Un arrangement regrettable
Le hic pour Yvette, c'est que cette maison n'était pas vide, ni en bon état. Plutôt qu'un charmant petit habitat prêt à accueillir un couple ou une famille, ce bien immobilier, Yvette l'assimile plutôt à un ensemble d'ennuis qui lui ont explosé à la figure. "Mon père avait trouvé un accord avec un monsieur du village. Ensemble, ils étaient liés par un contrat de bail, dont le loyer était très peu élevé, depuis 25 ans. Mais ils avaient un arrangement: le locataire s'étant présenté comme quelqu'un de manuel et débrouillard, il ne devait quasi rien payer s'il remettait la maison à neuf. Une très mauvaise idée", rumine Yvette.
En 2015, quand elle hérite de la maison, Yvette découvre l'état catastrophique de la maison. "C'était épouvantable. On s'est tout de suite rendu compte qu'il ne savait tout simplement pas travailler, ni bricoler. Mais c'était bien pire que ça encore, parce qu'il avait fait des agrandissements, très mal à tel point que ça prend l'eau, mais en plus sans jamais demander de permis".
"Il a profité de la vieillesse de mes parents"
Yvette entre donc en contact avec le locataire et exige qu'il paie désormais son loyer. "Malgré les indexations, ce n'était que 300 euros par mois. Vu qu'il n'entretenait pas du tout la maison comme convenu depuis des années avec mon père, il n'y avait pas de raison qu'il ne paie pas. Mais bon, il ne l'a jamais fait", déplore-t-elle avant d'ajouter : "Je me suis alors vite rendue compte que mon père, à qui la maison n'a jamais appartenu mais qui s'en est occupé quand ma mère était en vie, m'avait un peu refilé la patate chaude, dans le sens qu'il n'osait plus s'opposer à cet homme qui se présentait d'ailleurs comme le propriétaire de la maison dans le quartier. Très rapidement, il a profité de la vieillesse de mes parents pour ne jamais payer, et il les a manipulés. Une fois que j'ai commencé à gérer les choses, après le décès de ma maman, mon papa me l'a d'ailleurs avoué à demi-mot, indiquant qu'il préférait ne pas avoir de problèmes, par crainte", affirme-t-elle.
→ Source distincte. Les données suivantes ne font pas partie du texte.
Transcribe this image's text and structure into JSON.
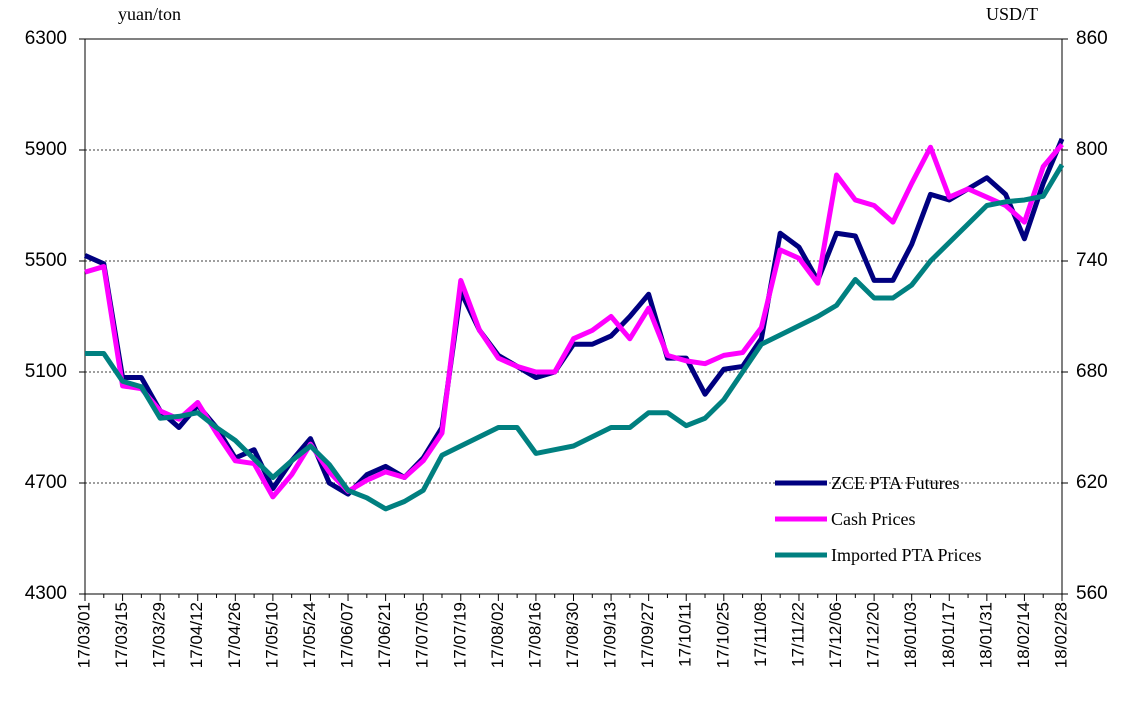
{
  "chart_data": {
    "type": "line",
    "y_label": "yuan/ton",
    "y2_label": "USD/T",
    "categories": [
      "17/03/01",
      null,
      "17/03/15",
      null,
      "17/03/29",
      null,
      "17/04/12",
      null,
      "17/04/26",
      null,
      "17/05/10",
      null,
      "17/05/24",
      null,
      "17/06/07",
      null,
      "17/06/21",
      null,
      "17/07/05",
      null,
      "17/07/19",
      null,
      "17/08/02",
      null,
      "17/08/16",
      null,
      "17/08/30",
      null,
      "17/09/13",
      null,
      "17/09/27",
      null,
      "17/10/11",
      null,
      "17/10/25",
      null,
      "17/11/08",
      null,
      "17/11/22",
      null,
      "17/12/06",
      null,
      "17/12/20",
      null,
      "18/01/03",
      null,
      "18/01/17",
      null,
      "18/01/31",
      null,
      "18/02/14",
      null,
      "18/02/28"
    ],
    "series": [
      {
        "name": "ZCE PTA Futures",
        "color": "#000080",
        "values": [
          5520,
          5490,
          5080,
          5080,
          4960,
          4900,
          4980,
          4900,
          4790,
          4820,
          4680,
          4780,
          4860,
          4700,
          4660,
          4730,
          4760,
          4720,
          4790,
          4900,
          5390,
          5250,
          5160,
          5120,
          5080,
          5100,
          5200,
          5200,
          5230,
          5300,
          5380,
          5150,
          5150,
          5020,
          5110,
          5120,
          5220,
          5600,
          5550,
          5430,
          5600,
          5590,
          5430,
          5430,
          5560,
          5740,
          5720,
          5760,
          5800,
          5740,
          5580,
          5780,
          5940
        ]
      },
      {
        "name": "Cash Prices",
        "color": "#ff00ff",
        "values": [
          5460,
          5480,
          5050,
          5040,
          4960,
          4930,
          4990,
          4880,
          4780,
          4770,
          4650,
          4730,
          4840,
          4740,
          4670,
          4710,
          4740,
          4720,
          4780,
          4880,
          5430,
          5250,
          5150,
          5120,
          5100,
          5100,
          5220,
          5250,
          5300,
          5220,
          5330,
          5160,
          5140,
          5130,
          5160,
          5170,
          5260,
          5540,
          5510,
          5420,
          5810,
          5720,
          5700,
          5640,
          5780,
          5910,
          5730,
          5760,
          5730,
          5700,
          5640,
          5840,
          5920
        ]
      },
      {
        "name": "Imported PTA Prices",
        "color": "#008080",
        "axis": "y2",
        "values": [
          690,
          690,
          675,
          672,
          655,
          656,
          658,
          650,
          643,
          633,
          623,
          632,
          640,
          630,
          616,
          612,
          606,
          610,
          616,
          635,
          640,
          645,
          650,
          650,
          636,
          638,
          640,
          645,
          650,
          650,
          658,
          658,
          651,
          655,
          665,
          680,
          695,
          700,
          705,
          710,
          716,
          730,
          720,
          720,
          727,
          740,
          750,
          760,
          770,
          772,
          773,
          775,
          792
        ]
      }
    ],
    "ylim": [
      4300,
      6300
    ],
    "yticks": [
      4300,
      4700,
      5100,
      5500,
      5900,
      6300
    ],
    "y2lim": [
      560,
      860
    ],
    "y2ticks": [
      560,
      620,
      680,
      740,
      800,
      860
    ],
    "grid": true,
    "legend": "lower right"
  }
}
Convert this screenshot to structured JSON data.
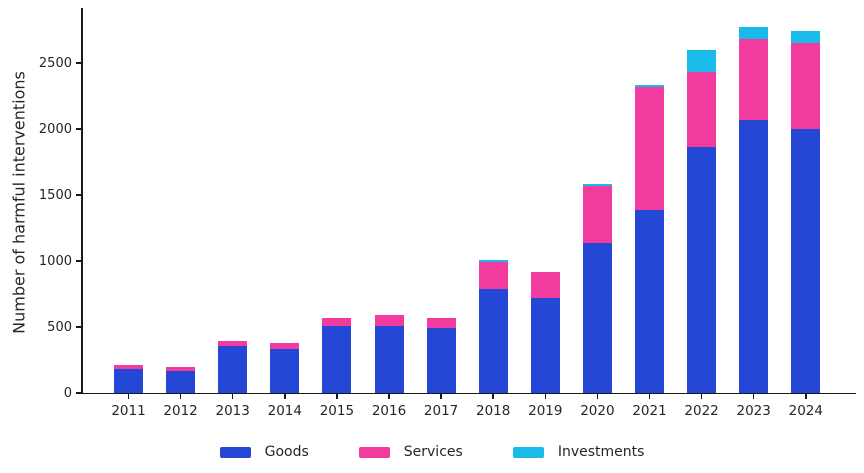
{
  "chart_data": {
    "type": "bar",
    "stacked": true,
    "title": "",
    "xlabel": "",
    "ylabel": "Number of harmful interventions",
    "categories": [
      "2011",
      "2012",
      "2013",
      "2014",
      "2015",
      "2016",
      "2017",
      "2018",
      "2019",
      "2020",
      "2021",
      "2022",
      "2023",
      "2024"
    ],
    "series": [
      {
        "name": "Goods",
        "color": "#2547d6",
        "values": [
          180,
          170,
          355,
          335,
          505,
          510,
          490,
          790,
          720,
          1140,
          1390,
          1860,
          2070,
          2000
        ]
      },
      {
        "name": "Services",
        "color": "#f23b9e",
        "values": [
          30,
          25,
          40,
          45,
          65,
          80,
          75,
          200,
          200,
          430,
          930,
          575,
          615,
          655
        ]
      },
      {
        "name": "Investments",
        "color": "#1bbbe9",
        "values": [
          0,
          0,
          0,
          0,
          0,
          0,
          0,
          20,
          0,
          10,
          15,
          165,
          90,
          85
        ]
      }
    ],
    "yticks": [
      0,
      500,
      1000,
      1500,
      2000,
      2500
    ],
    "ylim": [
      0,
      2900
    ],
    "grid": false,
    "legend_position": "bottom",
    "axis_color": "#1a1a1a",
    "text_color": "#262626",
    "background": "#ffffff"
  }
}
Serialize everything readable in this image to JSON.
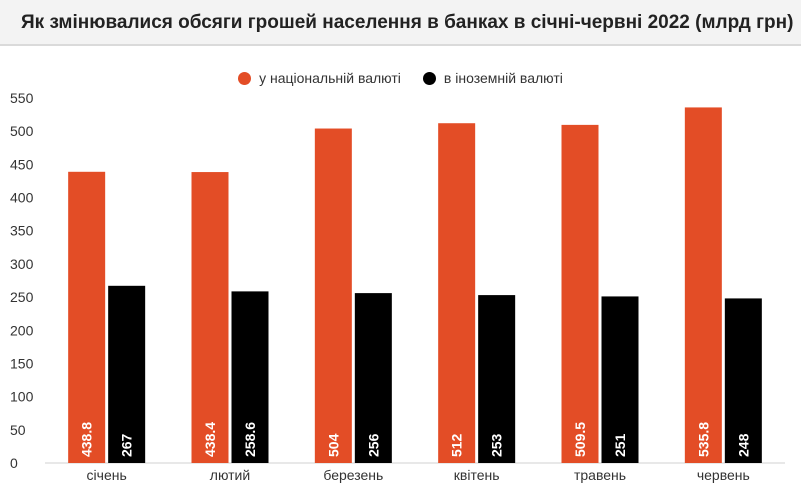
{
  "chart_data": {
    "type": "bar",
    "title": "Як змінювалися обсяги грошей населення в банках в січні-червні 2022 (млрд грн)",
    "categories": [
      "січень",
      "лютий",
      "березень",
      "квітень",
      "травень",
      "червень"
    ],
    "series": [
      {
        "name": "у національній валюті",
        "color": "#e34d26",
        "values": [
          438.8,
          438.4,
          504,
          512,
          509.5,
          535.8
        ]
      },
      {
        "name": "в іноземній валюті",
        "color": "#000000",
        "values": [
          267,
          258.6,
          256,
          253,
          251,
          248
        ]
      }
    ],
    "ylim": [
      0,
      550
    ],
    "yticks": [
      0,
      50,
      100,
      150,
      200,
      250,
      300,
      350,
      400,
      450,
      500,
      550
    ],
    "legend_position": "top-center",
    "grid": false
  }
}
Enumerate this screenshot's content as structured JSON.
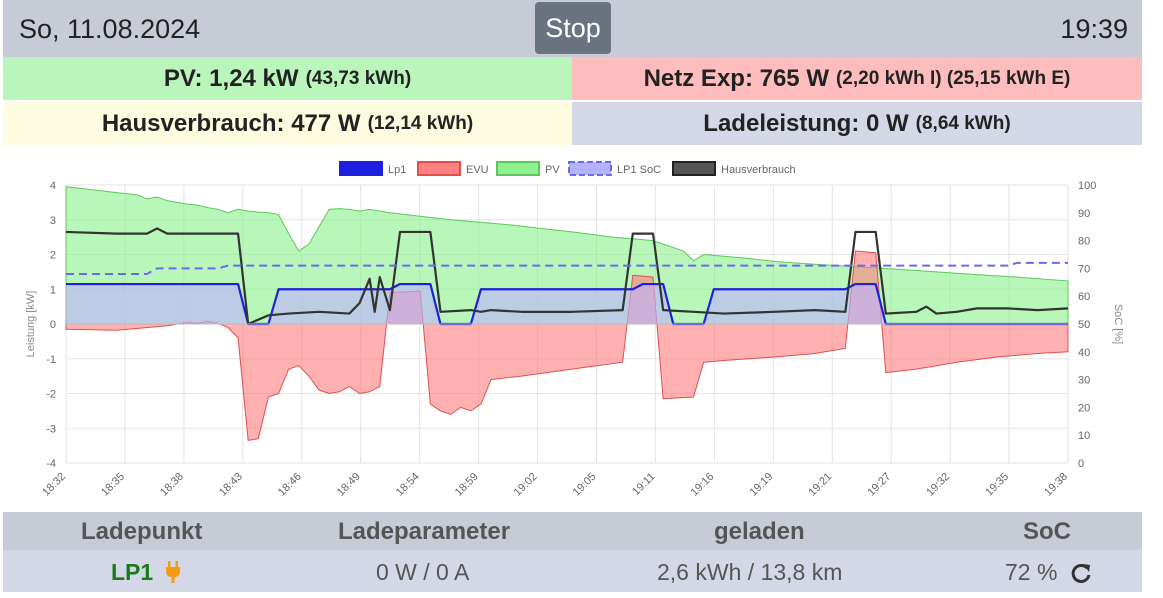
{
  "header": {
    "date": "So, 11.08.2024",
    "stop_label": "Stop",
    "time": "19:39"
  },
  "summary": {
    "pv_main": "PV: 1,24 kW",
    "pv_sub": "(43,73 kWh)",
    "netz_main": "Netz Exp: 765 W",
    "netz_sub": "(2,20 kWh I) (25,15 kWh E)",
    "haus_main": "Hausverbrauch: 477 W",
    "haus_sub": "(12,14 kWh)",
    "lade_main": "Ladeleistung: 0 W",
    "lade_sub": "(8,64 kWh)"
  },
  "chart_data": {
    "type": "line",
    "legend": [
      "Lp1",
      "EVU",
      "PV",
      "LP1 SoC",
      "Hausverbrauch"
    ],
    "legend_position": "top",
    "colors": {
      "lp1": "#1f1fde",
      "evu": "#ff8080",
      "pv": "#8ef08e",
      "soc": "#6a6aee",
      "haus": "#333333"
    },
    "ylabel": "Leistung [kW]",
    "y2label": "SoC [%]",
    "ylim": [
      -4,
      4
    ],
    "y2lim": [
      0,
      100
    ],
    "yticks": [
      "4",
      "3",
      "2",
      "1",
      "0",
      "-1",
      "-2",
      "-3",
      "-4"
    ],
    "y2ticks": [
      "100",
      "90",
      "80",
      "70",
      "60",
      "50",
      "40",
      "30",
      "20",
      "10",
      "0"
    ],
    "xticks": [
      "18:32",
      "18:35",
      "18:38",
      "18:43",
      "18:46",
      "18:49",
      "18:54",
      "18:59",
      "19:02",
      "19:05",
      "19:11",
      "19:16",
      "19:19",
      "19:21",
      "19:27",
      "19:32",
      "19:35",
      "19:38"
    ],
    "x_range_min": [
      0,
      67
    ],
    "grid": true,
    "series": [
      {
        "name": "PV",
        "axis": "left",
        "points": [
          [
            0,
            3.95
          ],
          [
            3,
            3.85
          ],
          [
            5,
            3.78
          ],
          [
            7,
            3.72
          ],
          [
            8,
            3.6
          ],
          [
            9,
            3.65
          ],
          [
            10,
            3.55
          ],
          [
            11,
            3.5
          ],
          [
            12,
            3.45
          ],
          [
            13,
            3.42
          ],
          [
            14,
            3.35
          ],
          [
            15,
            3.3
          ],
          [
            16,
            3.2
          ],
          [
            17,
            3.3
          ],
          [
            18,
            3.25
          ],
          [
            19,
            3.22
          ],
          [
            20,
            3.2
          ],
          [
            21,
            3.15
          ],
          [
            22,
            2.6
          ],
          [
            23,
            2.1
          ],
          [
            24,
            2.3
          ],
          [
            25,
            2.8
          ],
          [
            26,
            3.3
          ],
          [
            27,
            3.32
          ],
          [
            28,
            3.3
          ],
          [
            29,
            3.25
          ],
          [
            30,
            3.3
          ],
          [
            31,
            3.25
          ],
          [
            32,
            3.2
          ],
          [
            35,
            3.1
          ],
          [
            38,
            3.0
          ],
          [
            40,
            2.95
          ],
          [
            42,
            2.9
          ],
          [
            44,
            2.85
          ],
          [
            46,
            2.78
          ],
          [
            50,
            2.65
          ],
          [
            54,
            2.5
          ],
          [
            58,
            2.4
          ],
          [
            61,
            2.1
          ],
          [
            62,
            1.82
          ],
          [
            63,
            2.0
          ],
          [
            67,
            1.9
          ],
          [
            70,
            1.8
          ],
          [
            74,
            1.72
          ],
          [
            78,
            1.65
          ],
          [
            82,
            1.58
          ],
          [
            86,
            1.5
          ],
          [
            90,
            1.42
          ],
          [
            94,
            1.35
          ],
          [
            99,
            1.24
          ]
        ]
      },
      {
        "name": "EVU",
        "axis": "left",
        "points": [
          [
            0,
            -0.15
          ],
          [
            5,
            -0.18
          ],
          [
            10,
            -0.05
          ],
          [
            12,
            0.05
          ],
          [
            13,
            0.02
          ],
          [
            14,
            0.08
          ],
          [
            15,
            0.02
          ],
          [
            16,
            -0.1
          ],
          [
            17,
            -0.4
          ],
          [
            18,
            -3.35
          ],
          [
            19,
            -3.3
          ],
          [
            20,
            -2.1
          ],
          [
            21,
            -2.0
          ],
          [
            22,
            -1.3
          ],
          [
            23,
            -1.2
          ],
          [
            24,
            -1.5
          ],
          [
            25,
            -1.9
          ],
          [
            26,
            -2.0
          ],
          [
            27,
            -1.95
          ],
          [
            28,
            -1.8
          ],
          [
            29,
            -2.0
          ],
          [
            30,
            -1.95
          ],
          [
            31,
            -1.8
          ],
          [
            32,
            0.9
          ],
          [
            35,
            0.95
          ],
          [
            36,
            -2.3
          ],
          [
            37,
            -2.5
          ],
          [
            38,
            -2.6
          ],
          [
            39,
            -2.4
          ],
          [
            40,
            -2.5
          ],
          [
            41,
            -2.3
          ],
          [
            42,
            -1.6
          ],
          [
            45,
            -1.5
          ],
          [
            50,
            -1.3
          ],
          [
            55,
            -1.1
          ],
          [
            56,
            1.4
          ],
          [
            58,
            1.35
          ],
          [
            59,
            -2.15
          ],
          [
            62,
            -2.1
          ],
          [
            63,
            -1.1
          ],
          [
            65,
            -1.05
          ],
          [
            70,
            -0.95
          ],
          [
            74,
            -0.85
          ],
          [
            77,
            -0.7
          ],
          [
            78,
            2.1
          ],
          [
            80,
            2.05
          ],
          [
            81,
            -1.4
          ],
          [
            84,
            -1.3
          ],
          [
            86,
            -1.2
          ],
          [
            88,
            -1.1
          ],
          [
            92,
            -0.95
          ],
          [
            96,
            -0.85
          ],
          [
            99,
            -0.8
          ]
        ]
      },
      {
        "name": "Lp1",
        "axis": "left",
        "points": [
          [
            0,
            1.15
          ],
          [
            17,
            1.15
          ],
          [
            18,
            0.0
          ],
          [
            20,
            0.0
          ],
          [
            21,
            1.0
          ],
          [
            32,
            1.0
          ],
          [
            33,
            1.15
          ],
          [
            36,
            1.15
          ],
          [
            37,
            0.0
          ],
          [
            40,
            0.0
          ],
          [
            41,
            1.0
          ],
          [
            56,
            1.0
          ],
          [
            57,
            1.15
          ],
          [
            59,
            1.15
          ],
          [
            60,
            0.0
          ],
          [
            63,
            0.0
          ],
          [
            64,
            1.0
          ],
          [
            77,
            1.0
          ],
          [
            78,
            1.15
          ],
          [
            80,
            1.15
          ],
          [
            81,
            0.0
          ],
          [
            99,
            0.0
          ]
        ]
      },
      {
        "name": "Hausverbrauch",
        "axis": "left",
        "points": [
          [
            0,
            2.65
          ],
          [
            5,
            2.6
          ],
          [
            8,
            2.6
          ],
          [
            9,
            2.75
          ],
          [
            10,
            2.6
          ],
          [
            17,
            2.6
          ],
          [
            18,
            0.0
          ],
          [
            20,
            0.25
          ],
          [
            22,
            0.3
          ],
          [
            25,
            0.35
          ],
          [
            28,
            0.3
          ],
          [
            29,
            0.6
          ],
          [
            30,
            1.3
          ],
          [
            30.5,
            0.35
          ],
          [
            31,
            1.35
          ],
          [
            32,
            0.4
          ],
          [
            33,
            2.65
          ],
          [
            36,
            2.65
          ],
          [
            37,
            0.35
          ],
          [
            40,
            0.4
          ],
          [
            41,
            0.35
          ],
          [
            42,
            0.4
          ],
          [
            45,
            0.35
          ],
          [
            50,
            0.35
          ],
          [
            55,
            0.4
          ],
          [
            56,
            2.6
          ],
          [
            58,
            2.6
          ],
          [
            59,
            0.4
          ],
          [
            62,
            0.35
          ],
          [
            65,
            0.3
          ],
          [
            70,
            0.35
          ],
          [
            74,
            0.4
          ],
          [
            77,
            0.35
          ],
          [
            78,
            2.65
          ],
          [
            80,
            2.65
          ],
          [
            81,
            0.3
          ],
          [
            84,
            0.35
          ],
          [
            85,
            0.5
          ],
          [
            86,
            0.3
          ],
          [
            88,
            0.35
          ],
          [
            90,
            0.45
          ],
          [
            93,
            0.45
          ],
          [
            96,
            0.4
          ],
          [
            99,
            0.45
          ]
        ]
      },
      {
        "name": "LP1 SoC",
        "axis": "right",
        "points": [
          [
            0,
            68
          ],
          [
            8,
            68
          ],
          [
            9,
            70
          ],
          [
            15,
            70
          ],
          [
            16,
            71
          ],
          [
            93,
            71
          ],
          [
            94,
            72
          ],
          [
            99,
            72
          ]
        ]
      }
    ]
  },
  "table": {
    "headers": [
      "Ladepunkt",
      "Ladeparameter",
      "geladen",
      "SoC"
    ],
    "lp_name": "LP1",
    "params": "0 W / 0 A",
    "geladen": "2,6 kWh / 13,8 km",
    "soc": "72 %"
  }
}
Face à la situation, la nouvelle propriétaire s'est d'abord rendue à la police. Mais ce n'est pas la marche à suivre. "La police n'a rien à voir là-dedans. C'est un contentieux entre un locataire et un propriétaire, entre deux personnes privées. C'est donc du ressort de la justice civile, et non pas du pénal. C'est un juge de paix qui est compétent. Aller à la police ne sert à rien", a expliqué Olivier Hamal, président du syndicat national des propriétaires et copropriétaires (SNPC).
Dès 2015, Yvette va donc chez le juge de paix de Grâce-Hollogne pour exiger une mesure d'expulsion. Mis au courant de ses démarches, son locataire demande à être défendu par un avocat. "Vu qu'il a des revenus modestes et qu'il a deux enfants à charges, il a eu droit à un avocat pro deo. Et comme cela ne lui coûte pas un euro, il a fait traîner les choses au maximum", déplore encore la propriétaire. "Sans compter qu'il y a eu un tas d'audiences qui ont été annulées et postposées. A chaque fois c'est plusieurs semaines qui sont perdues", ajoute-t-elle.
Ne pas traîner car la démarche peut être longue
Selon Bénédicte Delcourt, la directrice du Syndicat national des propriétaires et copropriétaires, un propriétaire ne doit pas tergiverser avant d'entamer de telles démarches, car la procédure peut prendre un certain temps. Déjà, le délai minimum entre l’introduction d’une procédure en expulsion auprès d’un tribunal de paix et l’expulsion de locataires par la police est en effet de 3 à 4 mois. "Et ça, c’est si tout se passe parfaitement et ne prend aucun retard", note-t-elle.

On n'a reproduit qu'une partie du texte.